Nour Farahat : Cette nouvelle loi apparaît comme une compilation des amendements du code pénal instaurés pendant l’ère Moubarak et de certaines dispositions de la loi d’urgence avec une expansion des pouvoirs extraordinaires. L’article 54 donne au président de la République tous les pouvoirs dans la loi d’urgence, sans déclarer l’état d’urgence. C’est un contournement clair et une violation de la Constitution. Une lecture attentive du projet de loi révèle la prédominance de la vision sécuritaire. C’est en fait le problème de notre exécutif et des appareils de sécurité, à chaque fois qu’ils font face à un défi, ils mettent en cause la loi existante et proposent alors une nouvelle législation.
— Mais ce sont les journalistes qui sont visés par cette loi ...

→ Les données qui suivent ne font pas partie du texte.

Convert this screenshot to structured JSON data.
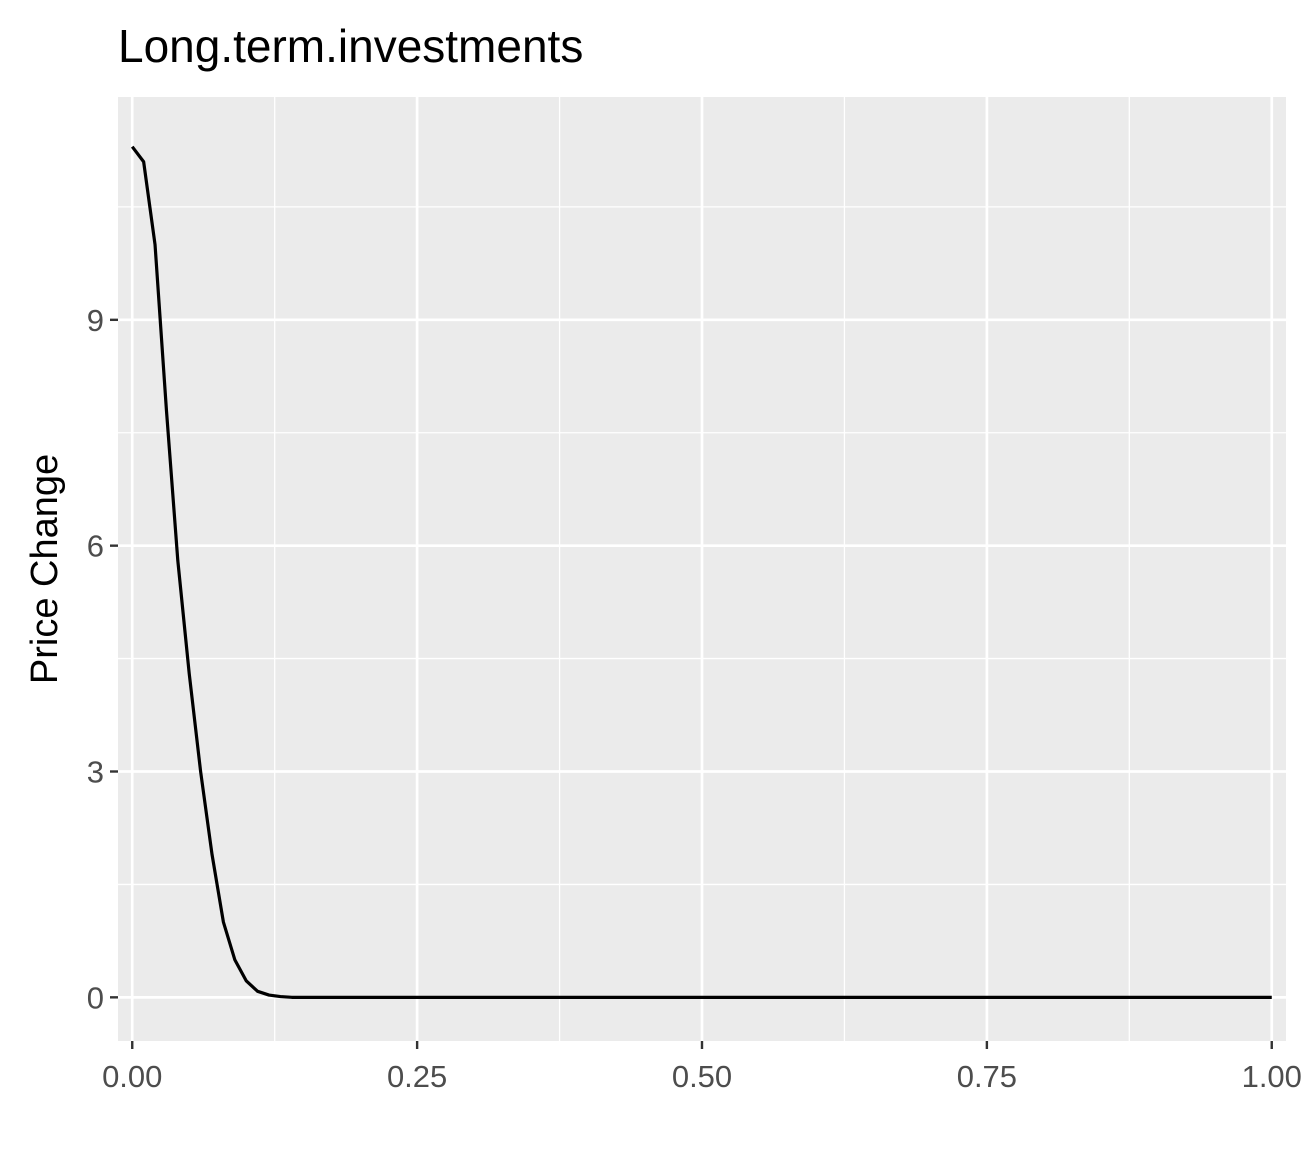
{
  "chart_data": {
    "type": "line",
    "title": "Long.term.investments",
    "xlabel": "",
    "ylabel": "Price Change",
    "xlim": [
      -0.0125,
      1.0125
    ],
    "ylim": [
      -0.58,
      11.96
    ],
    "x_ticks": [
      0.0,
      0.25,
      0.5,
      0.75,
      1.0
    ],
    "x_tick_labels": [
      "0.00",
      "0.25",
      "0.50",
      "0.75",
      "1.00"
    ],
    "y_ticks": [
      0,
      3,
      6,
      9
    ],
    "y_tick_labels": [
      "0",
      "3",
      "6",
      "9"
    ],
    "grid": true,
    "legend": "none",
    "series": [
      {
        "color": "#000000",
        "x": [
          0.0,
          0.01,
          0.02,
          0.03,
          0.04,
          0.05,
          0.06,
          0.07,
          0.08,
          0.09,
          0.1,
          0.11,
          0.12,
          0.13,
          0.14,
          0.15,
          0.2,
          0.25,
          0.3,
          0.4,
          0.5,
          0.6,
          0.7,
          0.75,
          0.8,
          0.9,
          1.0
        ],
        "y": [
          11.3,
          11.1,
          10.0,
          7.8,
          5.8,
          4.3,
          3.0,
          1.9,
          1.0,
          0.5,
          0.22,
          0.08,
          0.03,
          0.01,
          0.0,
          0.0,
          0.0,
          0.0,
          0.0,
          0.0,
          0.0,
          0.0,
          0.0,
          0.0,
          0.0,
          0.0,
          0.0
        ]
      }
    ]
  }
}
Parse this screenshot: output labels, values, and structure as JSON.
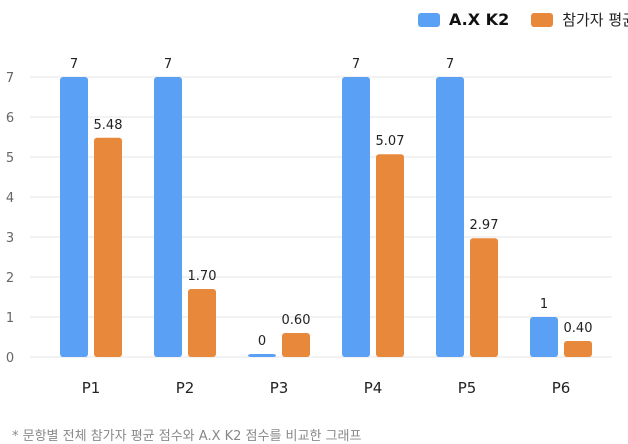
{
  "legend": {
    "series1": "A.X K2",
    "series2": "참가자 평균"
  },
  "colors": {
    "series1": "#5AA0F5",
    "series2": "#E8883A",
    "grid": "#E6E6E6",
    "axis_text": "#666666"
  },
  "footnote": "* 문항별 전체 참가자 평균 점수와 A.X K2 점수를 비교한 그래프",
  "chart_data": {
    "type": "bar",
    "categories": [
      "P1",
      "P2",
      "P3",
      "P4",
      "P5",
      "P6"
    ],
    "series": [
      {
        "name": "A.X K2",
        "values": [
          7,
          7,
          0,
          7,
          7,
          1
        ],
        "labels": [
          "7",
          "7",
          "0",
          "7",
          "7",
          "1"
        ]
      },
      {
        "name": "참가자 평균",
        "values": [
          5.48,
          1.7,
          0.6,
          5.07,
          2.97,
          0.4
        ],
        "labels": [
          "5.48",
          "1.70",
          "0.60",
          "5.07",
          "2.97",
          "0.40"
        ]
      }
    ],
    "yticks": [
      0,
      1,
      2,
      3,
      4,
      5,
      6,
      7
    ],
    "ylim": [
      0,
      7
    ],
    "grid": true,
    "legend_position": "top-right"
  }
}
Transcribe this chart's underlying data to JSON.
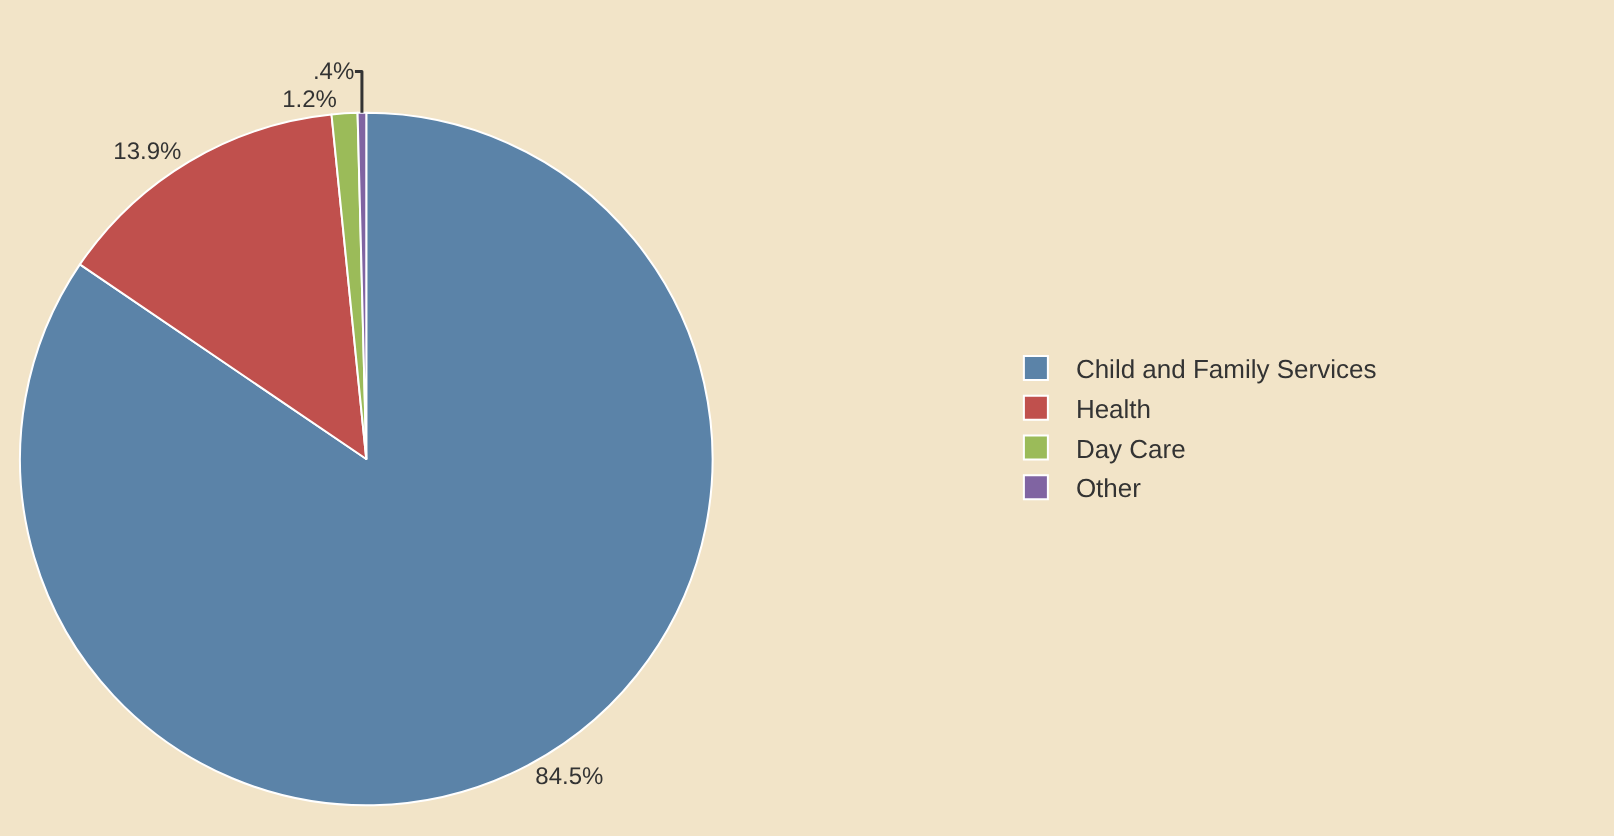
{
  "chart_data": {
    "type": "pie",
    "categories": [
      "Child and Family Services",
      "Health",
      "Day Care",
      "Other"
    ],
    "values": [
      84.5,
      13.9,
      1.2,
      0.4
    ],
    "colors": [
      "#5b83a8",
      "#c0504d",
      "#9bbb59",
      "#8064a2"
    ],
    "value_labels": [
      "84.5%",
      "13.9%",
      "1.2%",
      ".4%"
    ],
    "legend": "right"
  }
}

— Cela a toujours été le cas. Sous Moubarak, le gouvernement avait élaboré un article qui permet l’emprisonnement des journalistes dans les « délits de presse », soit tout ce qui porte atteinte à la réputation, à l’honneur ou à la situation financière d’une personne. La colère des journalistes à l’époque avait poussé Moubarak à appeler Galal Aref, alors chef du syndicat, pour lui promettre d’annuler le texte. Mais finalement, seule la phrase liée à la situation financière, qui de facto empêchait les journalistes de traiter les sujets de corruption, a été supprimée. C’est pourquoi je mets les journalistes en garde contre un piège monté par le gouvernement.
— Que voulez-vous dire ?
— Le gouvernement, pour apaiser la colère des journalistes, peut annuler l’emprisonnement prévu dans l’article 33 et le remplacer par une amende. Mais tout en maintenant les autres articles qui sont catastrophiques avec des pouvoirs étendus et des formulations vagues. La loi, à titre d’exemple, permet dans son article 33 à tout policier d’arrêter n’importe quelle personne et de la placer en détention illimitée. C’est une loi qui légalise l’instauration d’un Etat policier .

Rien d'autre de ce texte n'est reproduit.